飲酒によって摂取したエチルアルコールの量に応じて、脳の抑制・麻痺が起こり、酒酔い状態となる。
まずは、判断力、集中力、抑止力等が低下し、その後に本能的な部分が表れてきて軽い興奮状態になる。
人それぞれに特徴も出てくるが、根拠のない自信が出てきたり、怒りっぽくなったり、笑い上戸に泣き上戸、ただ気分が良くなったりする人もいる『酒酔い状態』となる。
脳の機能を低下させちゃうのが特徴だね。血液中のエチルアルコール量の濃度によって、ほろ酔い期、酩酊期、泥酔期、昏睡期の4段階がある。
そしてもう1つが、『アセトアルデヒドの作用による酒酔い』。
体内でアルコールを分解する際に生成されるコイツは、有毒物質。これが血中に蓄積されてくると、心拍数の増加、嘔吐、皮膚の紅潮などの状態が引き起こされ、『酔った状態』となる。

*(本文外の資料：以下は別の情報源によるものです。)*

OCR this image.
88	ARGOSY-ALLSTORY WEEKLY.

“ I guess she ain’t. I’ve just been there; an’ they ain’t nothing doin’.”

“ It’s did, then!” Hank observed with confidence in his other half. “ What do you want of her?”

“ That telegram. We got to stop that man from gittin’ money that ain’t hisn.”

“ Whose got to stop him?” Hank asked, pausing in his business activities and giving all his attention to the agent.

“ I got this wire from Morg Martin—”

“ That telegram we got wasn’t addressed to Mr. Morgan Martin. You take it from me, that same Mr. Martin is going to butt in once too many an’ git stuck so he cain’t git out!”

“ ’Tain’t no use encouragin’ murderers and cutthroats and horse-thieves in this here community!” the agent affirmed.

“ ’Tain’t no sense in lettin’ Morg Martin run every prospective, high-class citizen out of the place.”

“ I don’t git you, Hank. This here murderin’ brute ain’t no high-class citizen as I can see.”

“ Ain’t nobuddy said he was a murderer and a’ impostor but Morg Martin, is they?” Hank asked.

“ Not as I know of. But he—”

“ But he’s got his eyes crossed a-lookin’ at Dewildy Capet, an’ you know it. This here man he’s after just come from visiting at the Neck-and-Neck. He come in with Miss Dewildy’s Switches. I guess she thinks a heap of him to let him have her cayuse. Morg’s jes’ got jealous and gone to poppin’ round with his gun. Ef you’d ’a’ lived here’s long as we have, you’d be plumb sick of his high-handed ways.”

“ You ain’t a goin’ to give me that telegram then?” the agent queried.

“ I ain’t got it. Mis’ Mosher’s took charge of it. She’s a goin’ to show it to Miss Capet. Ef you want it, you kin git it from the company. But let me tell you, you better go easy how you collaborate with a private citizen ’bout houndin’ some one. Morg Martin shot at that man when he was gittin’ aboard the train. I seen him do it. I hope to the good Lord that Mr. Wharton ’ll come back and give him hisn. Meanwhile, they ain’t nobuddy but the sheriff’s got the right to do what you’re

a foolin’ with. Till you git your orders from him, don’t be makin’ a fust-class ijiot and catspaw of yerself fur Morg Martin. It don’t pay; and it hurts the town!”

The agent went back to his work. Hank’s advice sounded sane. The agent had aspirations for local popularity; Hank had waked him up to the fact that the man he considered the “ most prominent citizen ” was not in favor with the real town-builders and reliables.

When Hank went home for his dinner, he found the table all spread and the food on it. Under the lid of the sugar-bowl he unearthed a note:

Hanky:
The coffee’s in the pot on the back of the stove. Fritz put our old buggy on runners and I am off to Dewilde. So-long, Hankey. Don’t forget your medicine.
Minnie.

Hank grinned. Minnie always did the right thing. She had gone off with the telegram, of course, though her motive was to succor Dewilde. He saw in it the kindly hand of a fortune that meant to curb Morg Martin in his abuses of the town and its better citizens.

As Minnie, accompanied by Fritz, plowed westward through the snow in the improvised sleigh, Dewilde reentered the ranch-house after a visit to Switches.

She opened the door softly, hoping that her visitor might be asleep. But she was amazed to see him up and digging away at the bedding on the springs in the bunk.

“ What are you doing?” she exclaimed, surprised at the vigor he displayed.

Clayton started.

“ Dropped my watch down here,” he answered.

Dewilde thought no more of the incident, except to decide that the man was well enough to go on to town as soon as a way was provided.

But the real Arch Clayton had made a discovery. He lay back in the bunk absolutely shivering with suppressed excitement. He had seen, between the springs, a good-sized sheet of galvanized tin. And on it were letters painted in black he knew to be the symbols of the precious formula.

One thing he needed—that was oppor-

この『アセトアルデヒドによる酔い』は、『エチルアルコールの作用による酒酔い』とは別の症状。
アセトアルデヒド脱水素酵素の活性型により、この症状が表れる人と表れない人がいたりする。二日酔いの原因物質は、このアセトアルデヒド。
肉体的には『脱水症状』を起こしているので、水分を大量に補給する事が必要。肝臓でのアルコール分解には糖分が必要だから、適度な糖分を摂ることも有効。
ただの水よりは、スポーツドリンクの方が望ましいが、利尿剤作用のあるカフェイン入りの飲み物は止めた方が良い。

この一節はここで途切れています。